As we saw in the Department of Education report, for-profit institutions spend much less money on student instruction than traditional colleges and universities. For-profit schools on average devote less than a third of the money that public universities do toward instruction and less than a fifth of the money spent by private nonprofit institutions, according to that US Department of Education data. It is no wonder that they have much worse outcomes than other institutions.
Current and former recruiters at a number of for-profit institutions, including schools owned by Education Management Corp. and Bridgepoint Education Inc., told The Huffington Post about misleading sales pitches to entice new students to enroll. Essentially, they run boiler-room marketing operations with high-pressure tactics to convince prospective customers that their only hope is additional training.
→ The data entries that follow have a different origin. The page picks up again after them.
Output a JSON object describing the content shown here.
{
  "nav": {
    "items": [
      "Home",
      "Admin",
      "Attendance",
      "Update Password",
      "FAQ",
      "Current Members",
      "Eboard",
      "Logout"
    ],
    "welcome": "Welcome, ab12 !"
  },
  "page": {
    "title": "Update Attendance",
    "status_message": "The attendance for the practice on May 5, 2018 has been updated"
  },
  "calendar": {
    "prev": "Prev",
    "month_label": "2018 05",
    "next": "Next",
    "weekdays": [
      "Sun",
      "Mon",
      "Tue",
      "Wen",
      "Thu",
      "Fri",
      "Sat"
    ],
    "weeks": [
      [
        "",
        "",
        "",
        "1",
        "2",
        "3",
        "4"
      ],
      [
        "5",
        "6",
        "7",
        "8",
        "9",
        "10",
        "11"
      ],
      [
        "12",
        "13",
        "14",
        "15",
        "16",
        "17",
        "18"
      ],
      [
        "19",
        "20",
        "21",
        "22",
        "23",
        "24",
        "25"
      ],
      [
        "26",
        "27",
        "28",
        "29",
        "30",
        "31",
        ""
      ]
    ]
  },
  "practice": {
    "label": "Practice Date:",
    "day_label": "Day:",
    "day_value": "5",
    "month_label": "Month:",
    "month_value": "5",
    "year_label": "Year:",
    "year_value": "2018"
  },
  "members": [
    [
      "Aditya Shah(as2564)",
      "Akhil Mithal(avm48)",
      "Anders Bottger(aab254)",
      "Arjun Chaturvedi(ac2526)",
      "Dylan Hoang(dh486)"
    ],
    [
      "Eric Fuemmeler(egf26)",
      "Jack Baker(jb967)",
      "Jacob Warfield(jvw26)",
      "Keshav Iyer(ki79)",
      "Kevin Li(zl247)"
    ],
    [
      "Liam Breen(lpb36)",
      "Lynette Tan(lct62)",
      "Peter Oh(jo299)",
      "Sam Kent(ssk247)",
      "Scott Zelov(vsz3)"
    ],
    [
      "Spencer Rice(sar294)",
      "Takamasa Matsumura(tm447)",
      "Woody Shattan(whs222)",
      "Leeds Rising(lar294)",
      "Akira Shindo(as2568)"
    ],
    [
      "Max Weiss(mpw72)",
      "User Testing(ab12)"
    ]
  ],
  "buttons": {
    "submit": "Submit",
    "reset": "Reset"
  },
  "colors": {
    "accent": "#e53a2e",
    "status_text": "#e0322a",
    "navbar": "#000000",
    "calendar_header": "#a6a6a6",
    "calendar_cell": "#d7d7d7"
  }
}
With unemployment higher than it should be, there are millions of potential customers.
“There’s nothing wrong with advertising and marketing,” Harkin has said. “Schools are free to spend as much as they want, as they choose. What we’re saying here is that you just won’t be allowed to use taxpayer dollars to do so.”
Unfortunately, prospects for the bill’s passage appear slim, particularly in the Republican-controlled House, which has supported several measures to repeal or block funding for regulations on for-profit colleges over the past year. It is also unlikely to pass among the business-friendly Republican senators who require 60 votes for practically all legislation, especially with the numerous for-profit college lobbyists buzzing around Capitol Hill. Another bill to regulate veterans government aid to for-profit colleges, introduced by Harkin and Sen. Dick Durbin (D-Illinois) in January, has not made it out of a Senate committee.
In the next article of this series, Dina Rasor and I will explore exactly why such a sound bill, which protects taxpayer interests, is unlikely to pass Congress. We will “follow the money” and connections that keep this industry well lubricated with federal loan money despite their poor track record of helping their students obtaining a degree and then employment with the federal funds they receive.